I’m sitting here, watching the UK election results roll in. The BBC keeps thanking me for staying with them through the night, but in truth, it’s not much of a hardship from my Canberra desk with beautiful sunshine streaming through the window.
Although I’ve been gone for ten years now, I still retain an interest in UK politics. However, I don’t vote any more – largely on the ethical ground that it feels unfair to vote for a government that I’d never have to live under.
My interest exposes a strange fact of expatriate life – that, while you retain voting rights in the country you have no intention of returning to, without citizenship, you get no say in the government of the country that takes and spends your taxes.
This isn’t news to me. Despite our ten years in Denmark and my keen interest in the way politics worked in there, I would have needed a Danish passport in order to influence where my 63% income tax and 25% VAT went. In fact, it’s fair to say that the closest I came to having a voice in Danish politics was deciding who I’d vote for in the hypothetical scenario of the Danish TV drama Borgen.
In Denmark, there was no likelihood of the situation changing. Until recently, Denmark did not allow dual citizenship anyway, so in order to become Danish, I’d have had to stop being British, which felt like a bridge too far in order to get a say in my own democracy.
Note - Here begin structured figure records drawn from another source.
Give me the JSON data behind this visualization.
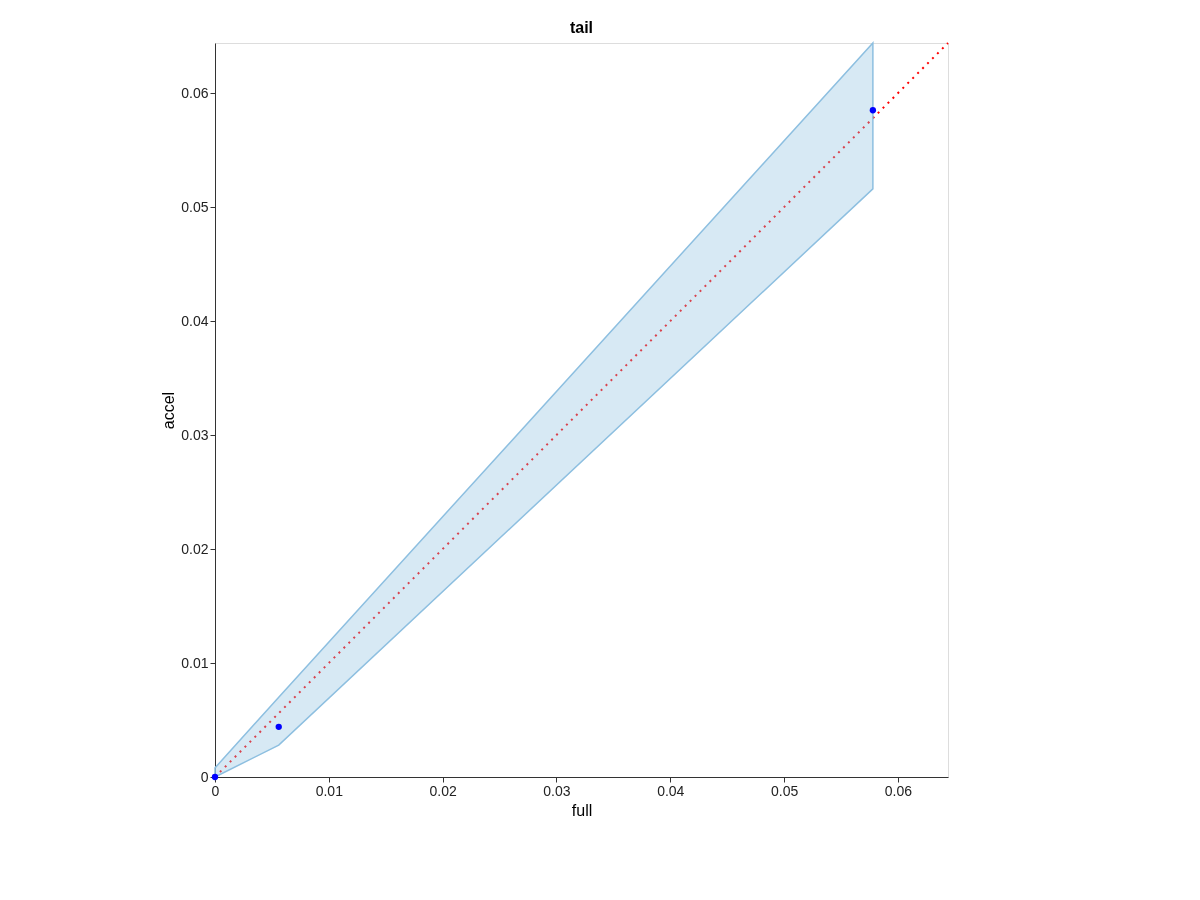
{
  "chart_data": {
    "type": "scatter",
    "title": "tail",
    "xlabel": "full",
    "ylabel": "accel",
    "xlim": [
      0,
      0.0644
    ],
    "ylim": [
      0,
      0.0644
    ],
    "xticks": [
      0,
      0.01,
      0.02,
      0.03,
      0.04,
      0.05,
      0.06
    ],
    "yticks": [
      0,
      0.01,
      0.02,
      0.03,
      0.04,
      0.05,
      0.06
    ],
    "grid": false,
    "series": [
      {
        "type": "line",
        "color": "#ff0000",
        "line_style": "dotted",
        "marker": "none",
        "x": [
          0,
          0.0644
        ],
        "values": [
          0,
          0.0644
        ]
      },
      {
        "color": "#0000ff",
        "marker": "circle",
        "x": [
          0,
          0.0056,
          0.0578
        ],
        "values": [
          0,
          0.0044,
          0.0585
        ],
        "lower": [
          0,
          0.0028,
          0.0516
        ],
        "upper": [
          0.0008,
          0.007,
          0.0644
        ]
      }
    ]
  }
}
Australia does allow dual citizenship, which means that plenty of new migrants follow a path from new arrivals to new Australians within a four-to-five year window. In fact, two friends posted photos of their own citizenship ceremony this week, and they looked wonderfully proud to have made a full and final commitment to their new country.
All of this matters because we see ourselves as being on the same path. My children sing the Australian national anthem each morning at school – they never knew the words to either the British or Danish anthems. They talk about the long term future here – about whether they will develop Aussie accents in time, about whether they’ll stay in Canberra as adults or end up in some other state, with us as long distance visitors. They already see this as their country, their long term home.
It’s likely that there will be at least one national election in Australia and one state election in the ACT before we get a say in things. Maybe that’s fair enough, as it gives us a while to understand the policies of the various parties and the way the electoral system works here. On the other hand, there’s something to be said for the ‘no taxation without representation’ argument. As someone who is politically aware, politically opinionated and politically motivated, I’d like to express my view in elections.
For now, I have a passive interest in the elections of three countries, but I’m looking forward to the day when I have an active interest in one. This one.